The ministry amended the Securities Contracts (Regulation) Rules on Wednesday to facilitate the reduced norm.
The move is expected to especially enable Indian startups and unicorns to access a larger pool of foreign capital, experts said.
Startups in the technology and other emerging sectors can target direct listing in the bourses at GIFT City, which is the country’s sole international financial services centre (IFSC), they added.
In January, the finance ministry had allowed domestic public companies to issue and list shares directly in global stock exchanges operating in GIFT City.
Currently only foreign investors and non-resident Indians can undertake share transactions on the IFSC exchanges.
On the latest relaxed public float norm, Mayank Arora, Director-Regulatory, Nangia Andersen India, said, “The amendment has been brought about to encourage Indian and foreign companies to list their securities in stock exchanges located in IFSC, mandating lower dilution of ownership.”
It has carved out special provisions for securities listed on recognised stock exchanges, he said.
Companies exploring listing of securities usually consider factors such as liquidity, regulatory environment, cost of listing, and visibility, among others.
Mohit Chaudhary, Managing Partner, Kings & Alliance LLP, said that by reducing the mandatory public offering to 10 per cent in a deemed foreign jurisdiction at IFSC bourses [Gift City], the Central government aims to accomplish two objectives.

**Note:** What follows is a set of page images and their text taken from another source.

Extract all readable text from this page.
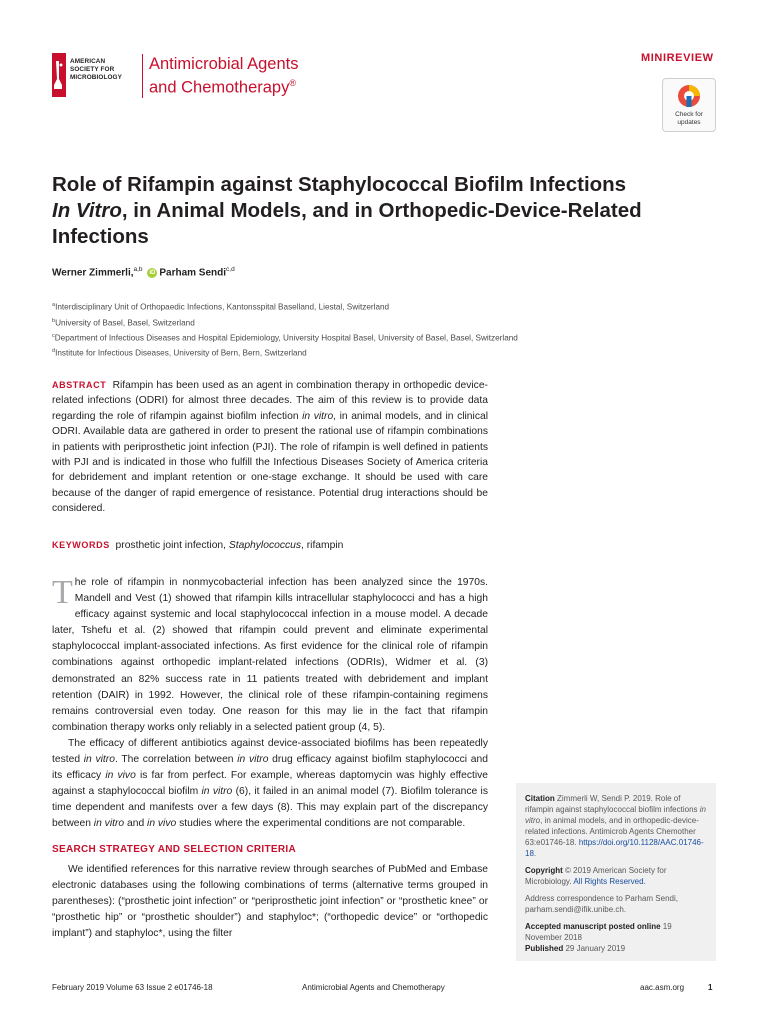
AMERICAN
SOCIETY FOR
MICROBIOLOGY
Antimicrobial Agents
and Chemotherapy®
MINIREVIEW
Check for
updates
Role of Rifampin against Staphylococcal Biofilm Infections
In Vitro, in Animal Models, and in Orthopedic-Device-Related
Infections
Werner Zimmerli,$^{a,b}$ iD Parham Sendi$^{c,d}$
$^a$Interdisciplinary Unit of Orthopaedic Infections, Kantonsspital Baselland, Liestal, Switzerland
$^b$University of Basel, Basel, Switzerland
$^c$Department of Infectious Diseases and Hospital Epidemiology, University Hospital Basel, University of Basel, Basel, Switzerland
$^d$Institute for Infectious Diseases, University of Bern, Bern, Switzerland
ABSTRACT Rifampin has been used as an agent in combination therapy in orthopedic device-related infections (ODRI) for almost three decades. The aim of this review is to provide data regarding the role of rifampin against biofilm infection in vitro, in animal models, and in clinical ODRI. Available data are gathered in order to present the rational use of rifampin combinations in patients with periprosthetic joint infection (PJI). The role of rifampin is well defined in patients with PJI and is indicated in those who fulfill the Infectious Diseases Society of America criteria for debridement and implant retention or one-stage exchange. It should be used with care because of the danger of rapid emergence of resistance. Potential drug interactions should be considered.
KEYWORDS prosthetic joint infection, Staphylococcus, rifampin

The role of rifampin in nonmycobacterial infection has been analyzed since the 1970s. Mandell and Vest (1) showed that rifampin kills intracellular staphylococci and has a high efficacy against systemic and local staphylococcal infection in a mouse model. A decade later, Tshefu et al. (2) showed that rifampin could prevent and eliminate experimental staphylococcal implant-associated infections. As first evidence for the clinical role of rifampin combinations against orthopedic implant-related infections (ODRIs), Widmer et al. (3) demonstrated an 82% success rate in 11 patients treated with debridement and implant retention (DAIR) in 1992. However, the clinical role of these rifampin-containing regimens remains controversial even today. One reason for this may lie in the fact that rifampin combination therapy works only reliably in a selected patient group (4, 5).

The efficacy of different antibiotics against device-associated biofilms has been repeatedly tested in vitro. The correlation between in vitro drug efficacy against biofilm staphylococci and its efficacy in vivo is far from perfect. For example, whereas daptomycin was highly effective against a staphylococcal biofilm in vitro (6), it failed in an animal model (7). Biofilm tolerance is time dependent and manifests over a few days (8). This may explain part of the discrepancy between in vitro and in vivo studies where the experimental conditions are not comparable.

SEARCH STRATEGY AND SELECTION CRITERIA

We identified references for this narrative review through searches of PubMed and Embase electronic databases using the following combinations of terms (alternative terms grouped in parentheses): (“prosthetic joint infection” or “periprosthetic joint infection” or “prosthetic knee” or “prosthetic hip” or “prosthetic shoulder”) and staphyloc*; (“orthopedic device” or “orthopedic implant”) and staphyloc*, using the filter

Citation Zimmerli W, Sendi P. 2019. Role of rifampin against staphylococcal biofilm infections in vitro, in animal models, and in orthopedic-device-related infections. Antimicrob Agents Chemother 63:e01746-18. https://doi.org/10.1128/AAC.01746-18.
Copyright © 2019 American Society for Microbiology. All Rights Reserved.
Address correspondence to Parham Sendi, parham.sendi@ifik.unibe.ch.
Accepted manuscript posted online 19 November 2018
Published 29 January 2019
February 2019 Volume 63 Issue 2 e01746-18	Antimicrobial Agents and Chemotherapy	aac.asm.org	1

“One is to encourage more entities to list themselves on the IFSC, as it enables them to retain control of their company while attracting public capital. Additionally, to incentivise foreign investors, thereby boosting foreign exchange inflows, while such investors can consolidate their positions,” he said.
However, on the flip side, a reduction in public float would leave fewer shares for the public, which can have several implications for a stock, he noted.
These include volatility, as even a single trade would cause greater impact on the price of smaller float stocks.
• Institutional investors, insurance companies, mutual funds, pension funds avoid trading in companies with smaller floats as their large purchases don’t impact the share price as much.
• Smaller float can be more vulnerable to pump-and-dump schemes because of their susceptibility to price manipulation.
Kartik Ganapathy, Founding Partner, INDUSLAW, said the amendments appear to target higher fund raise from institutional investors, by lowering the threshold of shareholding offered to the public.
This is an attempt to increase the attractiveness of listing in an IFSC (currently only GIFT City), he said.
Manmeet Kaur, Partner - Karanjawala & Co. said this should be a positive step towards enhancing the attractiveness and competitiveness of financial market in India, and smaller companies, including start-ups may also benefit. However, it is important to balance this relaxation with robust regulatory measures to ensure that corporate governance and market stability are kept in check.
Vivek Boray, Partner, King Stubb & Kasiva, Advocates and Attorneys, said “This amendment is an exciting development as it provides growing ventures with greater flexibility and access to different sources of capital and should add to increased attractiveness for global capital to invest in the Indian capital markets.”